GR 139290; (November, 2005) (Digest)
G.R. No. 139290 November 11, 2005
Trade & Investment Development Corporation of the Philippines (Formerly Philippine Export & Foreign Loan Guarantee Corporation), Petitioner, vs. Roblett Industrial Construction Corporation, Roberto G. Abiera, Leticia Abiera, and Paramount Insurance Corporation, Respondents.
FACTS
Petitioner Philguarantee issued a counter-guarantee to the Bank of Kuwait and the Middle East (BKME) to secure a bid bond for respondent Roblett’s subcontract bid in Kuwait. As a condition, Philguarantee required Roblett to post security equivalent to 100% of the guarantee accommodation. To comply, Roblett obtained Surety Bond No. G-(16)488 from respondent Paramount Insurance Corporation. The bond explicitly bound Paramount, as surety, jointly and severally with Roblett to pay Philguarantee the sum of ₱11,775,611.35 for any damages or liabilities incurred under its guarantee, with the bond’s expiry date being co-terminous with Philguarantee’s counter-guarantee.

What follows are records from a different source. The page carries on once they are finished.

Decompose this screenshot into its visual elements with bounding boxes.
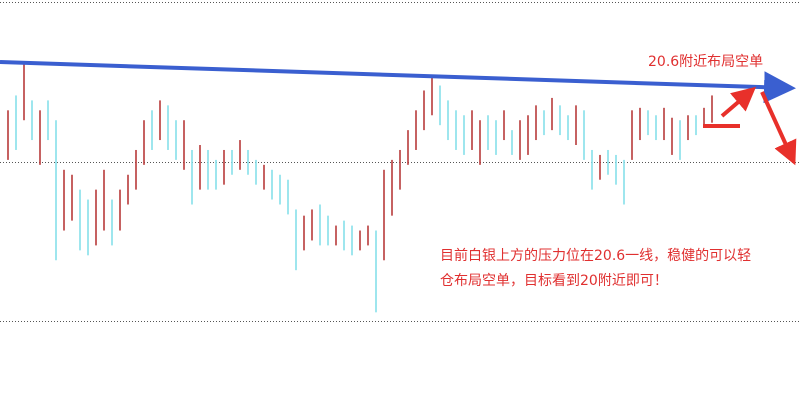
red-arrow (760, 91, 797, 166)
annotation: 20.6附近布局空单 (648, 54, 763, 70)
red-arrow (720, 86, 757, 118)
bars (7, 61, 713, 313)
trend-line (0, 60, 796, 104)
note-line: 仓布局空单，目标看到20附近即可！ (440, 273, 668, 289)
note-line: 目前白银上方的压力位在20.6一线，稳健的可以轻 (440, 247, 751, 264)
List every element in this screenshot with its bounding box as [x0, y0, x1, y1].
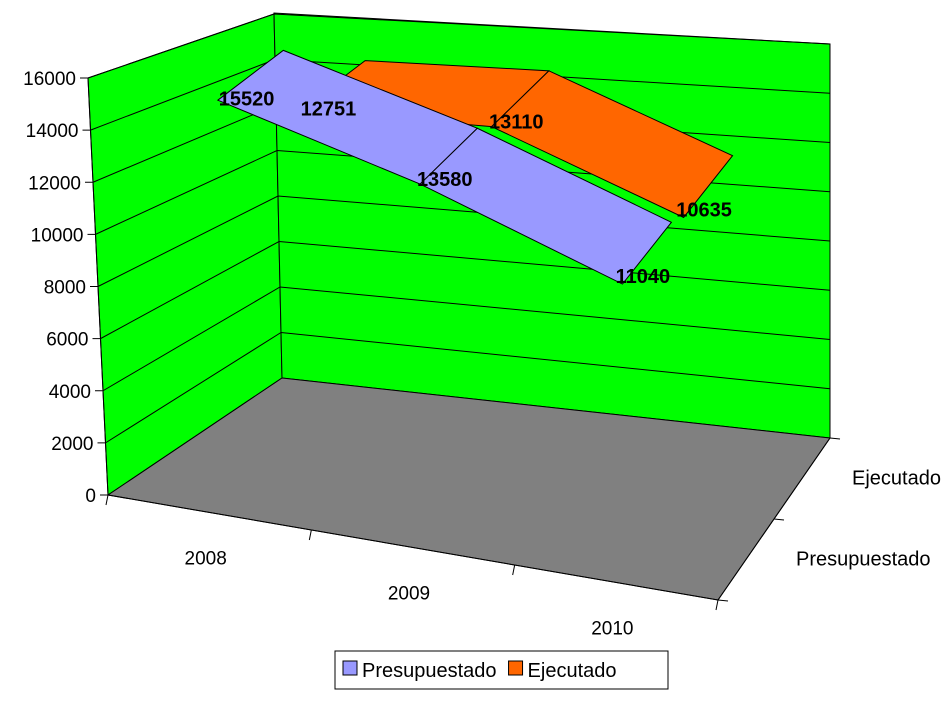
data-label: 10635	[676, 200, 732, 222]
depth-tick	[773, 518, 785, 521]
series-ribbons	[216, 49, 734, 285]
depth-tick	[717, 599, 729, 602]
x-axis	[107, 494, 719, 601]
x-tick	[512, 564, 516, 576]
gridline	[87, 13, 831, 79]
depth-tick	[829, 437, 841, 440]
data-label: 15520	[219, 88, 275, 110]
x-tick	[308, 529, 312, 541]
gridline	[105, 331, 831, 444]
gridline	[102, 286, 831, 392]
y-tick-label: 12000	[28, 173, 81, 194]
category-label: 2010	[591, 619, 633, 640]
y-tick-label: 10000	[31, 225, 84, 246]
data-label: 13110	[489, 112, 544, 134]
ribbon-segment	[419, 127, 673, 285]
y-tick-label: 14000	[26, 121, 79, 142]
data-label: 13580	[417, 169, 473, 191]
x-tick	[105, 494, 109, 506]
legend-swatch	[508, 660, 524, 676]
data-label: 12751	[301, 98, 357, 120]
legend-swatch	[342, 660, 358, 676]
category-label: 2009	[388, 584, 430, 605]
gridline	[100, 240, 831, 340]
data-labels: 12751 13110 10635 15520 13580 11040	[219, 88, 732, 288]
x-tick	[715, 599, 719, 611]
legend-box	[334, 650, 669, 690]
category-label: 2008	[185, 549, 227, 570]
legend: Presupuestado Ejecutado	[334, 650, 669, 690]
y-tick-label: 8000	[44, 278, 86, 299]
depth-label: Ejecutado	[852, 468, 941, 490]
depth-label: Presupuestado	[796, 549, 931, 571]
y-tick-label: 0	[85, 486, 96, 507]
y-tick-label: 16000	[23, 69, 76, 90]
legend-label: Ejecutado	[528, 660, 617, 682]
legend-label: Presupuestado	[362, 660, 497, 682]
axes: 0 2000 4000 6000 8000 10000 12000 14000 16000 200…	[23, 69, 941, 640]
y-tick-label: 6000	[46, 330, 88, 351]
ribbon-segment	[490, 70, 734, 219]
y-tick-label: 4000	[49, 382, 91, 403]
y-tick-label: 2000	[51, 434, 93, 455]
data-label: 11040	[616, 266, 671, 288]
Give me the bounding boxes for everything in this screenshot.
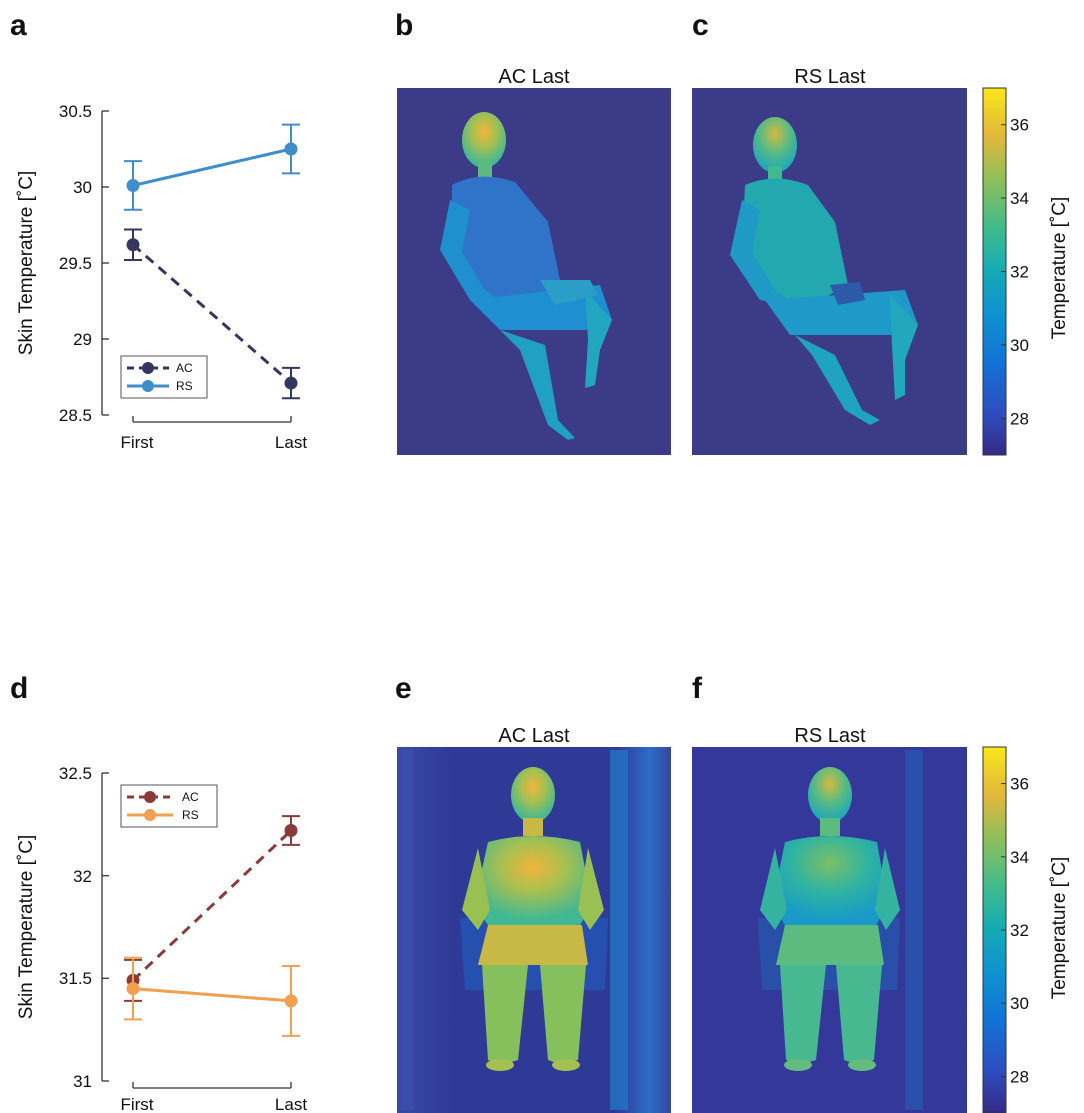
legend-d: AC RS	[120, 784, 218, 828]
heatmap-title-b: AC Last	[498, 66, 570, 88]
y-tick-label: 32.5	[59, 764, 92, 783]
panel-label-f: f	[692, 672, 703, 705]
heatmap-title-f: RS Last	[794, 725, 866, 747]
x-tick-label: First	[120, 433, 153, 452]
colorbar-tick-label: 28	[1010, 1067, 1029, 1086]
thermal-image-e	[397, 747, 671, 1113]
y-tick-label: 30.5	[59, 102, 92, 121]
data-point-ac	[284, 823, 298, 837]
plot-area-d	[124, 815, 300, 1037]
y-tick-label: 30	[73, 178, 92, 197]
colorbar-tick-label: 36	[1010, 116, 1029, 135]
colorbar-ticks: 28 30 32 34 36	[1001, 116, 1029, 428]
y-tick-label: 31	[73, 1072, 92, 1091]
line-chart-a: 30.5 30 29.5 29 28.5 First Last Skin Tem…	[16, 102, 307, 452]
person-silhouette-b	[440, 112, 612, 440]
x-tick-label: Last	[275, 433, 307, 452]
person-silhouette-e	[460, 767, 608, 1071]
y-tick-label: 31.5	[59, 969, 92, 988]
person-silhouette-c	[730, 117, 918, 425]
colorbar-bottom: 28 30 32 34 36 Temperature [˚C]	[982, 746, 1070, 1113]
y-tick-label: 28.5	[59, 406, 92, 425]
legend-a: AC RS	[120, 355, 208, 399]
y-axis-label: Skin Temperature [˚C]	[16, 835, 37, 1019]
y-axis-label: Skin Temperature [˚C]	[16, 171, 37, 355]
y-tick-label: 32	[73, 867, 92, 886]
x-tick-label: First	[120, 1095, 153, 1113]
y-tick-label: 29	[73, 330, 92, 349]
panel-label-c: c	[692, 9, 709, 42]
legend-ac-label: AC	[182, 790, 199, 804]
panel-label-b: b	[395, 9, 413, 42]
colorbar-top: 28 30 32 34 36 Temperature [˚C]	[982, 87, 1070, 456]
colorbar-tick-label: 28	[1010, 409, 1029, 428]
colorbar-tick-label: 34	[1010, 848, 1029, 867]
colorbar-tick-label: 30	[1010, 994, 1029, 1013]
data-point-ac	[284, 376, 298, 390]
panel-label-e: e	[395, 672, 412, 705]
colorbar-label: Temperature [˚C]	[1049, 197, 1070, 340]
y-tick-label: 29.5	[59, 254, 92, 273]
thermal-image-f	[692, 747, 967, 1113]
colorbar-tick-label: 30	[1010, 336, 1029, 355]
colorbar-tick-label: 32	[1010, 921, 1029, 940]
data-point-rs	[126, 982, 140, 996]
data-point-rs	[284, 994, 298, 1008]
colorbar-tick-label: 36	[1010, 775, 1029, 794]
series-line-rs	[132, 147, 292, 187]
panel-label-a: a	[10, 9, 27, 42]
legend-rs-marker	[144, 809, 156, 821]
legend-rs-label: RS	[176, 379, 193, 393]
series-line-ac	[131, 829, 293, 982]
legend-ac-marker	[144, 791, 156, 803]
colorbar-tick-label: 34	[1010, 189, 1029, 208]
thermal-image-b	[397, 88, 671, 455]
person-silhouette-f	[758, 767, 900, 1071]
plot-area-a	[124, 123, 300, 400]
data-point-ac	[126, 238, 140, 252]
legend-rs-label: RS	[182, 808, 199, 822]
colorbar-tick-label: 32	[1010, 263, 1029, 282]
series-line-rs	[132, 987, 292, 1003]
heatmap-title-c: RS Last	[794, 66, 866, 88]
x-tick-label: Last	[275, 1095, 307, 1113]
panel-label-d: d	[10, 672, 28, 705]
series-line-ac	[132, 243, 292, 385]
legend-ac-marker	[142, 362, 154, 374]
legend-ac-label: AC	[176, 361, 193, 375]
legend-rs-marker	[142, 380, 154, 392]
colorbar-ticks: 28 30 32 34 36	[1001, 775, 1029, 1086]
thermal-image-c	[692, 88, 967, 455]
data-point-rs	[284, 142, 298, 156]
colorbar-label: Temperature [˚C]	[1049, 857, 1070, 1000]
line-chart-d: 32.5 32 31.5 31 First Last Skin Temperat…	[16, 764, 307, 1113]
heatmap-title-e: AC Last	[498, 725, 570, 747]
data-point-rs	[126, 178, 140, 192]
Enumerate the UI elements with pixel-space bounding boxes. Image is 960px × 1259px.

Roblett failed to secure the subcontract. Subsequently, BKME demanded payment from Philguarantee under the counter-guarantee. Philguarantee paid BKME and then demanded reimbursement from Roblett and Paramount under the surety bond. When Paramount refused, Philguarantee filed a complaint for sum of money. The Court of Appeals affirmed the trial court’s dismissal, discharging Paramount from liability, primarily on the finding that the surety bond was merely an accessory contract to an Indemnity Agreement between Roblett and Paramount, and that Philguarantee’s payment to BKME was premature and not in accordance with the terms of the underlying guarantee.
ISSUE
Whether respondent Paramount Insurance Corporation is liable to petitioner Philguarantee under the terms of Surety Bond No. G-(16)488.
RULING
Yes, Paramount is liable. The Supreme Court reversed the Court of Appeals, holding that the terms of the surety bond are clear and constitute the law between the parties. The bond is a contract of suretyship where Paramount bound itself solidarily with Roblett to answer for the principal obligation. The Court emphasized that a contract of suretyship is an accessory promise by which one binds themselves to answer for the debt or default of another. The bond’s stipulations are unequivocal: Paramount obligated itself to pay Philguarantee for whatever damages or liabilities it incurred under its guarantee to BKME.
The appellate court erred in relying on Paramount’s separate Indemnity Agreement with Roblett to exonerate the surety. That agreement is irrelevant to the independent contractual obligation Paramount directly assumed in favor of Philguarantee. The bond’s conditions were fulfilled: Philguarantee’s guarantee was called, it paid BKME, and it made a demand on the surety. The defense that Philguarantee’s payment was premature pertains to the principal obligation between Philguarantee and BKME/Roblett, which does not affect the surety’s direct, solidary liability to the creditor, Philguarantee, under the clear terms of the bond. Paramount’s obligation became due and demandable upon Philguarantee’s payment and demand.